Answer:
Magnitude of gravitational force between this planet and its moon: approximately [tex]1.37 \times 10^{20}\; \rm N[/tex].
Acceleration of this moon towards the planet: approximately [tex]5.49 \times 10^{-3}\; \rm m \cdot s^{-2}[/tex].
Acceleration of this planet towards its moon: approximately [tex]2.29 \times 10^{-5}\; \rm m \cdot s^{-2}[/tex].
Explanation:
Look up the gravitational constant, [tex]G[/tex]:
[tex]G \approx 6.67 \times 10^{-11}\; \rm m^3\cdot kg^{-1} \cdot s^{-2}[/tex].
Assume that both this planet and its moon are spheres of uniform density. When studying the gravitational interaction between this planet and its moon, this assumption allows them to be considered as two point masses.

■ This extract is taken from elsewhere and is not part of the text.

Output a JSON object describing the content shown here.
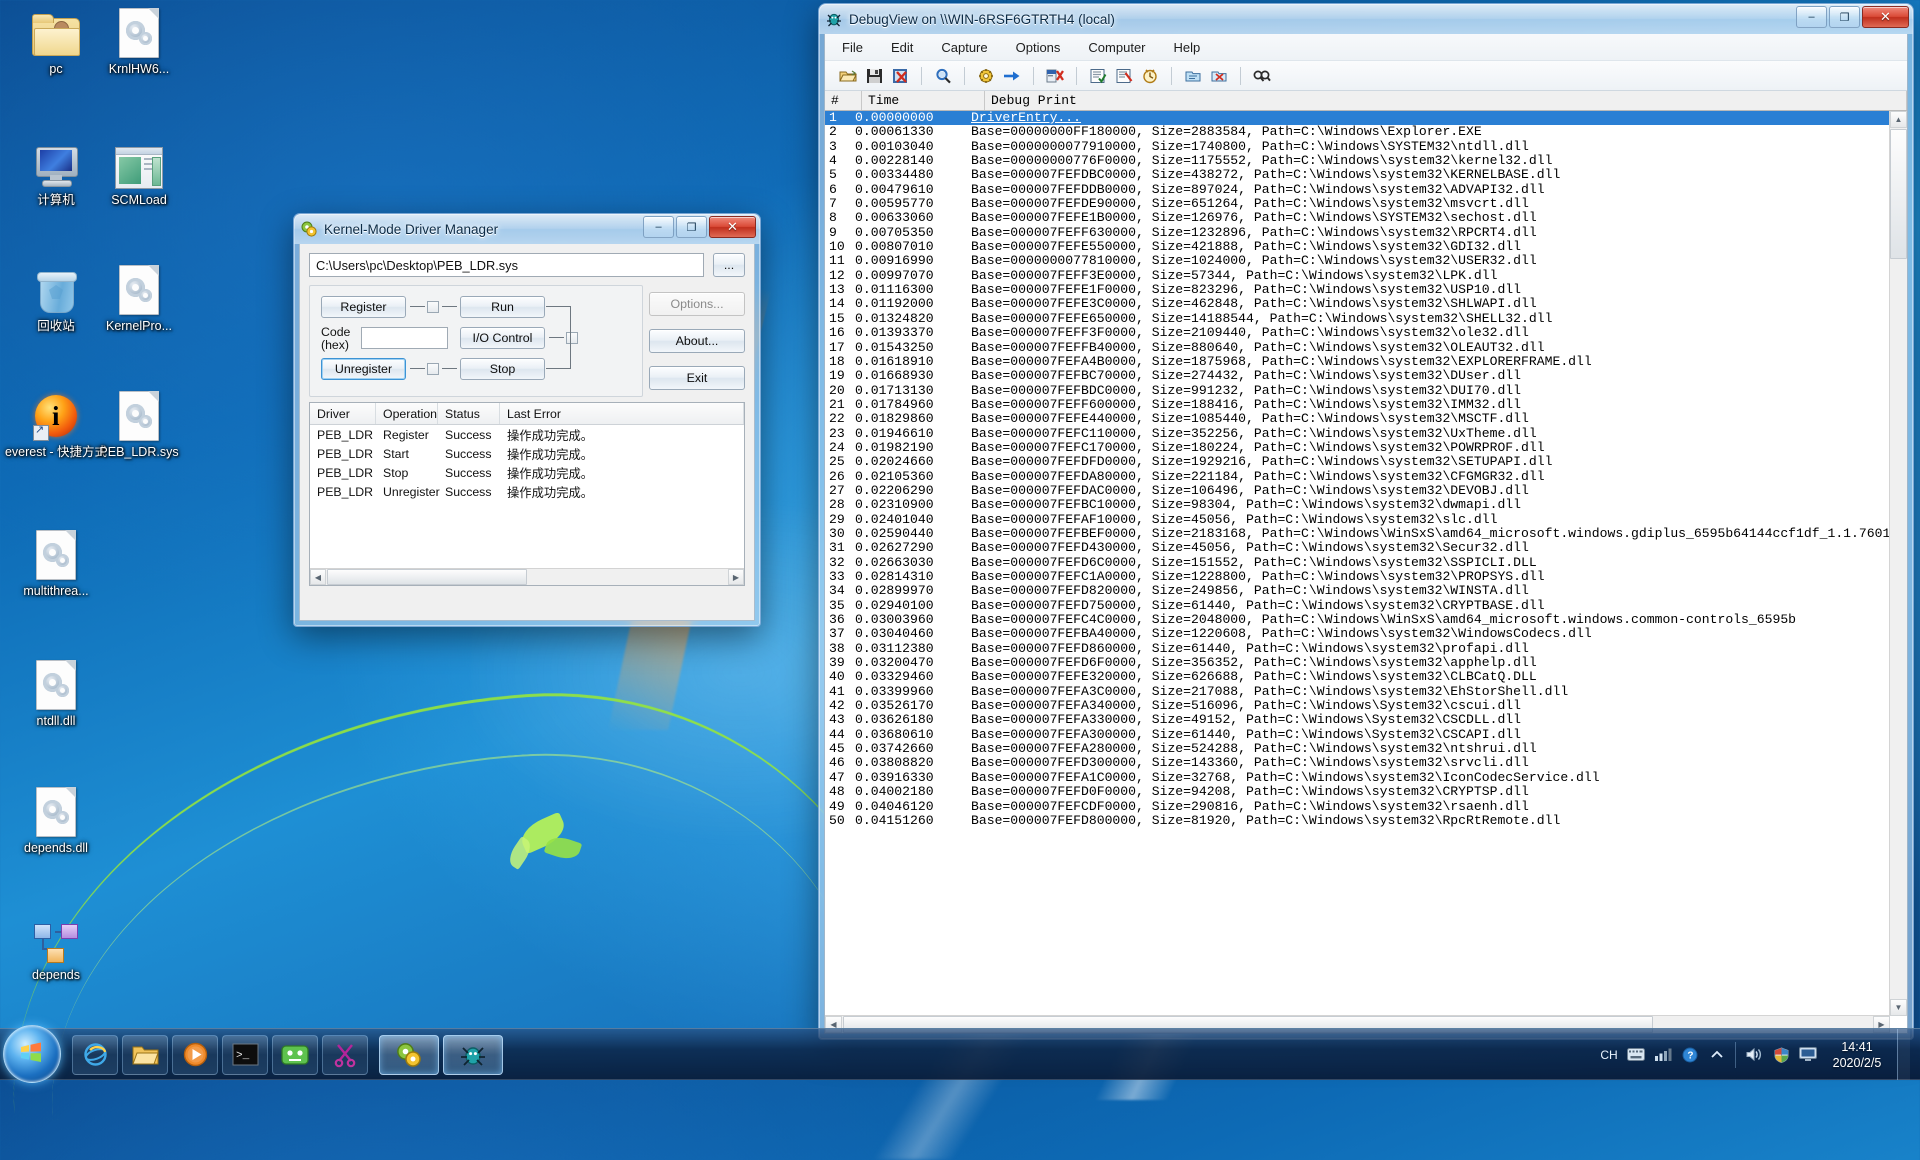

The formula for the size of gravitational force between two point masses [tex]m_1[/tex] and [tex]m_2[/tex] with a distance of [tex]r[/tex] in between is:
[tex]\displaystyle F = \frac{G \cdot m_1 \cdot m_2}{r^2}[/tex],
where [tex]G[/tex] is the gravitational constant.
Let [tex]m_1[/tex] and [tex]m_2[/tex] denote the mass of this planet and its moon, respectively.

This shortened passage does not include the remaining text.